Dot-Com Survivors - Industry Trend or Event

Industry Standard, The, July 9, 2001 by Miguel Helft

MASTERS OF THE RICH NICHE

Company: RedEnvelope, an online gift site in San Francisco

Annual sales: $50 million projected

A mere 60 days before Christmas 1999, RedEnvelope was thrust into the world on a tidal wave of red gloss. Seemingly overnight, the retailer's sleek ads blanketed buses, transit shelters and billboards and graced the pages of the New Yorker, Vanity Fair and other highbrow magazines. Amid that season's advertising glut, RedEnvelope seemed no different than a slew of other overhyped e-commerce startups.

Now the differences are becoming clearer: The high-end gift seller is heading toward profitability in the fourth quarter, says RedEnvelope CEO Martin McClanan. He says sales are expected to grow about 60 percent this year to $50 million, as the company adds 300,000 customers to its base of 400,000.

McClanan showed restraint early on. He says the firm's splashy marketing launch was frugal compared with other dotcoms' TV spots. And while billboards were not as effective as he had hoped, the magazine inserts worked. By Mother's Day 2000, 20 percent of RedEnvelope's target audience of upscale shoppers recognized the brand.

Since then, RedEnvelope has added a catalog strategy with a twist. While other retailers aggressively push catalog sales, RedEnvelope's catalog is little more than a showcase; threequarters of orders are placed online. "The Internet is a pretty poor vehicle to introduce customers to an upscale brand," McClanan says. Thanks to the catalog, RedEnvelope has been able to pare marketing expenses to less than one-third of sales.

While many troubled e-retailers were selling commodity products at low prices, RedEnvelope chose high-margin proprietary items such as a Japanese bath kit and silver locket cuff links. Some 35 percent of Red Envelope's products are exclusive, a tactic mirroring that of successful offline counterparts like Crate & Barrel and Pottery Barn.

The key to RedEnvelope's success: careful selection of products. It sells only items it can buy, store, pick, pack and ship at a healthy profit. While many other surviving e-retailers, including Amazon.com, have been forced to fine-tune their business time and again, RedEnvelope has been able to stick to its original strategy.

BUY THE BOTTLE

Company: eVineyard, an online wine seller in Portland, Ore.

Annual sales: $50 million projected

You shouldn't rush a cabernet.

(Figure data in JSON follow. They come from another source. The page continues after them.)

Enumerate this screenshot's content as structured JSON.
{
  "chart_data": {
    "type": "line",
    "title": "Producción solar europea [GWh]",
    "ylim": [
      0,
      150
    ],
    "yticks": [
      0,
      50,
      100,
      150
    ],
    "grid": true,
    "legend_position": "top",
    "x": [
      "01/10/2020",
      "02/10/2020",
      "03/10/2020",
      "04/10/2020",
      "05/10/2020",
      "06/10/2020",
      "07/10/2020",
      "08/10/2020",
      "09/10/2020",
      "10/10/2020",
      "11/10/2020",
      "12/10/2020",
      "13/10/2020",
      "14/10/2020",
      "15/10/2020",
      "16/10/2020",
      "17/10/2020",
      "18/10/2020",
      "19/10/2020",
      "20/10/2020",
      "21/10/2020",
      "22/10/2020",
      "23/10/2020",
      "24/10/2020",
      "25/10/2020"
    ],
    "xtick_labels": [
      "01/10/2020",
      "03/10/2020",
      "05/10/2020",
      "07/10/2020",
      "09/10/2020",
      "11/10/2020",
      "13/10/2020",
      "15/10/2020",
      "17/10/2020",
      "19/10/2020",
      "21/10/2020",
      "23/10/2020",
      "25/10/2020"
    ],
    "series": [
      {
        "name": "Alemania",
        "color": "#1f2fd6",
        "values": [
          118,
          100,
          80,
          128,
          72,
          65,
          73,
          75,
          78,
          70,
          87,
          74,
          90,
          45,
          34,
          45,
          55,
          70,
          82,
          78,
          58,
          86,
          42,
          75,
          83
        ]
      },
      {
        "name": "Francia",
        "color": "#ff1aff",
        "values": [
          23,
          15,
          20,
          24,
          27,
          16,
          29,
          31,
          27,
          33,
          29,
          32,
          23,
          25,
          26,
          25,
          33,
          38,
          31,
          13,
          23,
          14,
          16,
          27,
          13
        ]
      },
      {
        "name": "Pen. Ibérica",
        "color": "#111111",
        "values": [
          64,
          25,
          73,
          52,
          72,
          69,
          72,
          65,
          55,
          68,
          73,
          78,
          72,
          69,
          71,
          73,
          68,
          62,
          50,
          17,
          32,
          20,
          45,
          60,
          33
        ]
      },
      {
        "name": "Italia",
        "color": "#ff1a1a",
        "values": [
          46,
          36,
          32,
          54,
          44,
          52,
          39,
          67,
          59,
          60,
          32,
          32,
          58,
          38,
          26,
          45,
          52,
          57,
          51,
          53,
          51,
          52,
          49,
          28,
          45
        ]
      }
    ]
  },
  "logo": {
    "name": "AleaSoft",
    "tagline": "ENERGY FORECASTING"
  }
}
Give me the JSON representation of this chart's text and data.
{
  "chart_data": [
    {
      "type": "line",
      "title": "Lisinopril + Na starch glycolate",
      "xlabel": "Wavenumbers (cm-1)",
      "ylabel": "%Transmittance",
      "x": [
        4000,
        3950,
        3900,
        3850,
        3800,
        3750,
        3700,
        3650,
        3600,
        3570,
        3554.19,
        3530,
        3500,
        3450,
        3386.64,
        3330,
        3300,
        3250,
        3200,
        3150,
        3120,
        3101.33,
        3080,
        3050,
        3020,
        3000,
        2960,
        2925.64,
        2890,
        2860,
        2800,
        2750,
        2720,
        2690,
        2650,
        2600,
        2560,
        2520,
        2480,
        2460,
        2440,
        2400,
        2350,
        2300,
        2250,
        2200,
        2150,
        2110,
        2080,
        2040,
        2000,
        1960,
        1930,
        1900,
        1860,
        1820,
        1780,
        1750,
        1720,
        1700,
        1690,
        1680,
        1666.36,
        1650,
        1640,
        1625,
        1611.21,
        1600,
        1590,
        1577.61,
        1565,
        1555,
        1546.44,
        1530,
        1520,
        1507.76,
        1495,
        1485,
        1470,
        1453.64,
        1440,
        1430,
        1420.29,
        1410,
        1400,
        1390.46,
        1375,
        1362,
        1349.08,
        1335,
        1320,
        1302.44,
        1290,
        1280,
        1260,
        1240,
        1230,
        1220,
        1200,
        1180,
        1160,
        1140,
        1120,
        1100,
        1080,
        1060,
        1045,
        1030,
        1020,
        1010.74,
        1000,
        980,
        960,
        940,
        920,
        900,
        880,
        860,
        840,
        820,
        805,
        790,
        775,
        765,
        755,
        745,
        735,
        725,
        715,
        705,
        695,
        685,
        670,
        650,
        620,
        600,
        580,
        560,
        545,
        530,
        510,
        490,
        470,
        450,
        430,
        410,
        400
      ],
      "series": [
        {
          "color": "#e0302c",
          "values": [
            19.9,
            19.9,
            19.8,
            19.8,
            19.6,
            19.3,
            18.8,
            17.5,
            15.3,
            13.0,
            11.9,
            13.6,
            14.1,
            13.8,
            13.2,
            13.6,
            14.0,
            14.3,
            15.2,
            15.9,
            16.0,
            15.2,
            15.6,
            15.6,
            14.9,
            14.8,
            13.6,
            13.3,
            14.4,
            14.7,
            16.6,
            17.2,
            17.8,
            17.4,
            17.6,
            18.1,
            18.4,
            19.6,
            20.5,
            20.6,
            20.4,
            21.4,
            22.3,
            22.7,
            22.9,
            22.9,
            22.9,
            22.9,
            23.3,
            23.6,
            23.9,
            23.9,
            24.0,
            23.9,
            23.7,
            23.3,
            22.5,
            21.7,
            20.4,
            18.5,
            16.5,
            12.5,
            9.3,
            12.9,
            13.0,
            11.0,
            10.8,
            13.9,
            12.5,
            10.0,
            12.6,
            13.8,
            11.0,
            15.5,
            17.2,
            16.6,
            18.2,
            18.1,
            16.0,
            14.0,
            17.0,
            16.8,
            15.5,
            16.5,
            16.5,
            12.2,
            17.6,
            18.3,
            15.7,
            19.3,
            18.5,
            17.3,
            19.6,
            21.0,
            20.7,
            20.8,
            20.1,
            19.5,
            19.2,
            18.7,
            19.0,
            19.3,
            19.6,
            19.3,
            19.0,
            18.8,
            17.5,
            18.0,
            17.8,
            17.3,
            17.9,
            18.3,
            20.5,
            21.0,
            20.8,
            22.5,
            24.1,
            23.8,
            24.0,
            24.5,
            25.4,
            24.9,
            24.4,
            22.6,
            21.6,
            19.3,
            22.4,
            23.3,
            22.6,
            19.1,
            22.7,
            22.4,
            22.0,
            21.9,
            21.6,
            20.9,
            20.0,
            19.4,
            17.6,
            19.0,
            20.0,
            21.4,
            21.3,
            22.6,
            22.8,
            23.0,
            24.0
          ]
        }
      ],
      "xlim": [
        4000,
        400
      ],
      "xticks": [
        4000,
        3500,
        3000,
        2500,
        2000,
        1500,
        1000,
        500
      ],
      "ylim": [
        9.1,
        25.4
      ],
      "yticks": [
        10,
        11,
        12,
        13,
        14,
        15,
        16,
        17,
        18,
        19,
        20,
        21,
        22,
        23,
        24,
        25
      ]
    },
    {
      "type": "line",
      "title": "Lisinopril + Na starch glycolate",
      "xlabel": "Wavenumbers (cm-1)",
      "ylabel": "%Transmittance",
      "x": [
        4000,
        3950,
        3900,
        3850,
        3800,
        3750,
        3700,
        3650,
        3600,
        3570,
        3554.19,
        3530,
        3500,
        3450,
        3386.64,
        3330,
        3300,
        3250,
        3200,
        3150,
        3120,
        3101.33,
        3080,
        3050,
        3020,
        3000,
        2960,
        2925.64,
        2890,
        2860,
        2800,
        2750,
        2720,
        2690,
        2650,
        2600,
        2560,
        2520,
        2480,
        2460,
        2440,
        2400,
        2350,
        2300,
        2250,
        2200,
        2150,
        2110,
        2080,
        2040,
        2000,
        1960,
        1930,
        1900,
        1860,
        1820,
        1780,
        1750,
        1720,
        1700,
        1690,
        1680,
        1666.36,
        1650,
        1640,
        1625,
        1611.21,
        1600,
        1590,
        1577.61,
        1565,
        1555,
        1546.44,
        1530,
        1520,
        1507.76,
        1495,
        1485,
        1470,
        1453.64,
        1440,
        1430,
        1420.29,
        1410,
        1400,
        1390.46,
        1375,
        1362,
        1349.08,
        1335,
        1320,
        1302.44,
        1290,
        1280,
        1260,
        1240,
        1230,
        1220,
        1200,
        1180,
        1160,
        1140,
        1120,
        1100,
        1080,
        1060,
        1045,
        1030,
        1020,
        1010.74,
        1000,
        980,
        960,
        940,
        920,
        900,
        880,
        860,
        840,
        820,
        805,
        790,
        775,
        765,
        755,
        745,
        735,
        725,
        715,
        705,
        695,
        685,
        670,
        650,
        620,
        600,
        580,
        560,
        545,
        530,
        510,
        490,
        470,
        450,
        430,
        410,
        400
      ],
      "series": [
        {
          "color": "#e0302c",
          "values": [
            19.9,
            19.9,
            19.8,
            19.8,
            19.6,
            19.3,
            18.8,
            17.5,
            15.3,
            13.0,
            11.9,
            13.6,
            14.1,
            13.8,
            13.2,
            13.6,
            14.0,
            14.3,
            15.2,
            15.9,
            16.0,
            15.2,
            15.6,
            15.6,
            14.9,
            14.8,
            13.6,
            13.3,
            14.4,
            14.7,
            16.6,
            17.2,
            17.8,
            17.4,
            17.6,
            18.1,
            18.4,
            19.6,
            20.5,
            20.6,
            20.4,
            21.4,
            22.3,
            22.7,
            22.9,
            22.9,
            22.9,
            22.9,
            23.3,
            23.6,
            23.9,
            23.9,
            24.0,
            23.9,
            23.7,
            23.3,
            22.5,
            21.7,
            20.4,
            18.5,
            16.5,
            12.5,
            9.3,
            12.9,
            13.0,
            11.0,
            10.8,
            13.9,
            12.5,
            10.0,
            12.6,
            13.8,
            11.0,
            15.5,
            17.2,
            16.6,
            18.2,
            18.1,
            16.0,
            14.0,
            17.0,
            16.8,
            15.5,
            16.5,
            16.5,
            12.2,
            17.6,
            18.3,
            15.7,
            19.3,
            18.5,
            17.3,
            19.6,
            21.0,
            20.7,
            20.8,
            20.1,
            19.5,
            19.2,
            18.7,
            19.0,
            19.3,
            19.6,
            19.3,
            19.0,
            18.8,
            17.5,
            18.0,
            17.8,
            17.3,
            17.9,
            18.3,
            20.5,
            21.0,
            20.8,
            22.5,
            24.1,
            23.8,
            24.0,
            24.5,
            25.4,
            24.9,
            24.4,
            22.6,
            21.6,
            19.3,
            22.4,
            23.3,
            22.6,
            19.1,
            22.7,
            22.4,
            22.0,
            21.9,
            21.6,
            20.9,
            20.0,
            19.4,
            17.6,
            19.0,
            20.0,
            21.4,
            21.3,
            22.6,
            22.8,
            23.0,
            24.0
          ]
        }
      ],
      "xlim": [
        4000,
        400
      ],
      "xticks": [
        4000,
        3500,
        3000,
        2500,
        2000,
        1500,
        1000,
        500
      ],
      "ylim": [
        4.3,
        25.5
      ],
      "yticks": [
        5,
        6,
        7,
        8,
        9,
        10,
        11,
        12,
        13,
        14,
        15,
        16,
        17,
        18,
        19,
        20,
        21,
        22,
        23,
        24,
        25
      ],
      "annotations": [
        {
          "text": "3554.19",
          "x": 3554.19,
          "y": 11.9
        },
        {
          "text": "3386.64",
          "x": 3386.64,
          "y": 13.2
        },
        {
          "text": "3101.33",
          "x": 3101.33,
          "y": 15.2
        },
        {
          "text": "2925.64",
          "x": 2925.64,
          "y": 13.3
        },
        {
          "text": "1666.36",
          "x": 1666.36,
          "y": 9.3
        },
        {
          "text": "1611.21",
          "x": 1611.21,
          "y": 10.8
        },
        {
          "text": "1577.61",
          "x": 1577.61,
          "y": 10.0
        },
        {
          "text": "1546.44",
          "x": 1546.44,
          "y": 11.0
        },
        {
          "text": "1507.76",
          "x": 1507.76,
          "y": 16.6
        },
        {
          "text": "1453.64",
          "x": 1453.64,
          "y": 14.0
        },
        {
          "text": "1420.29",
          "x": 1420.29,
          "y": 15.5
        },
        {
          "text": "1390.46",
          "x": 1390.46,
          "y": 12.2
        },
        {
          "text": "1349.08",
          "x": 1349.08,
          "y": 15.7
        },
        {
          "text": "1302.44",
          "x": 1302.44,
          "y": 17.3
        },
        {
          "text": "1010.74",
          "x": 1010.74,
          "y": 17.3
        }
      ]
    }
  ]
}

Or an online wine seller.

A year ago Wine.com and WineShopper.com were the talk of online wine after raising more than $200 million from marquee investors. They merged last August under Wine.com's label and appeared ready to dominate the online wine industry. But an overzealous attempt to go national -- confronting a maze of liquor regulations -- tripped up the new company, and it closet in April.

That was the lucky break the lesser-known eVineyard needed. Backed by $31 million in funding from VCs and the food industry, eVineyard swooped in and paid less than $10 million for access to Wine.com's 210,000 customers and its Web address. Suddenly, eVineyard, which did less than $10 million in business last year, saw monthly sales surge about sixfold. Now it's the leader in online wine sales.